Pooled-account upstream proxy as attribution-laundering layer; one paid API account fans out to N unauthorized end-customers through a middle-tier relay, NuClide Methodology

Source: Safety / guardrail + LiteLLM UNAUTH_FUNCTIONAL deep-dive, 2026-05-19. Surfaced when probing the upstream api_base of the Mauritius LiteLLM proxy at 154.36.180.105:4000 revealed 43.167.216.195:38762, which on probe returned the claude-relay-service stats schema. The schema exposed accounts: 6 Anthropic accounts pooled across successRequests: 53,655 Claude calls. Cross-correlation with the Wei-Shaw OSS substrate (github.com/Wei-Shaw/claude-relay-service, 11.8K stars) confirmed a structural pattern: paid LLM accounts pooled at an upstream tier, fan-out via mid-tier customer proxies, attribution flattened to a single account from the vendor’s side.

The rule

A subset of LLM-resale fraud operations route through a three-tier architecture that flattens attribution from the upstream vendor’s perspective:

Tier 1 (vendor):  Anthropic / OpenAI / Google
Tier 2 (relay):   Pooled-account upstream proxy (e.g., claude-relay-service)
                  - Holds N paid API / Pro / Max subscriptions
                  - Round-robins requests across the pool
                  - Reports as N distinct account-holders to the vendor
Tier 3 (storefront): Customer-facing proxies (LiteLLM, custom UIs, SDK wrappers)
                     - Holds the relay URL as api_base
                     - Resells the upstream as their own service to end-customers
Tier 4 (end-customer): Pays the storefront; believes they call the vendor directly

From the vendor’s side, only Tier 1 -> Tier 2 is visible. Vendor telemetry shows N accounts making M API calls.
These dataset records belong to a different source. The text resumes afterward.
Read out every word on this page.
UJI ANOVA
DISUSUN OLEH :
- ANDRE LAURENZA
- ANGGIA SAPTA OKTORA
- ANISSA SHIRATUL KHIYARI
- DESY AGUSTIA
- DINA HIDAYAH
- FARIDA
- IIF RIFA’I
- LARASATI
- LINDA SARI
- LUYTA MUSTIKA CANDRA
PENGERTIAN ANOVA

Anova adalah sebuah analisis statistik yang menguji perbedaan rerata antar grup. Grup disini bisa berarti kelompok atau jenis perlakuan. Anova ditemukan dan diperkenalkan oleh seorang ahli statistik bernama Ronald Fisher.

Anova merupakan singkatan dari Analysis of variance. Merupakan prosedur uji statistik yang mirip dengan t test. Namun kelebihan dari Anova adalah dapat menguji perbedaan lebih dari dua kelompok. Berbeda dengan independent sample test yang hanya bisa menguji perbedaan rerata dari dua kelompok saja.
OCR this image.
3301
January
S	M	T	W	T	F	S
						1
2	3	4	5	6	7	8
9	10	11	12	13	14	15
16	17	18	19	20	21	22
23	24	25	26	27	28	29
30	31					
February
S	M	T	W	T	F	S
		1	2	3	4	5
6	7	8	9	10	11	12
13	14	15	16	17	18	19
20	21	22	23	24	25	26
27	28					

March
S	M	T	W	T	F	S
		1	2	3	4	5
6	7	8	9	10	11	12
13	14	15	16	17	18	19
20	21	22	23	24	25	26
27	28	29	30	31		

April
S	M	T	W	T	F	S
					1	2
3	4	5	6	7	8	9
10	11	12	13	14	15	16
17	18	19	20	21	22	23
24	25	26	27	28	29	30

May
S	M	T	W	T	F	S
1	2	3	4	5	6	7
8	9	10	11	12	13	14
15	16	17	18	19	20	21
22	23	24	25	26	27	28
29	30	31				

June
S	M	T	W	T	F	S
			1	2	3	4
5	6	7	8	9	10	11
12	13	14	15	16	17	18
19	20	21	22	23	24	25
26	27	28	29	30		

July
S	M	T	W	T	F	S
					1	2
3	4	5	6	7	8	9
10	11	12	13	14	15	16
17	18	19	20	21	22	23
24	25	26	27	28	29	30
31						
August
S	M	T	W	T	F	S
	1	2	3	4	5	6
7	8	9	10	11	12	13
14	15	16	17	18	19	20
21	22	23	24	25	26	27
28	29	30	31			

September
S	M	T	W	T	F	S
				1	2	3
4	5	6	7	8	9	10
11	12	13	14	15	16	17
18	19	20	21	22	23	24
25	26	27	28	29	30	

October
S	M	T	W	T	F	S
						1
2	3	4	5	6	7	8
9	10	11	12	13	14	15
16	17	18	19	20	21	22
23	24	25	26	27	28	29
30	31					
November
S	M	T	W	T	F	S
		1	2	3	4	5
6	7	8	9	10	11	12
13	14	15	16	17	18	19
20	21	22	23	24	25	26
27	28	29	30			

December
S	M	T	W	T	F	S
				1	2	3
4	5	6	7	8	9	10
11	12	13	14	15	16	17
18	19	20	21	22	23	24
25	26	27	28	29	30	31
The vendor cannot see that each of those N accounts is fanning out to thousands of end-customers through Tier 3.

From the end-customer’s side, only Tier 3 -> Tier 4 is visible. The customer believes they have purchased direct vendor access. The model IDs match (claude-sonnet-4-6, gpt-4o, gemini-2.5-pro); the SDK CORS headers match (the relay copies the vendor’s official SDK CORS config verbatim); the responses are forwarded transparently. The customer never knows they are at Tier 4.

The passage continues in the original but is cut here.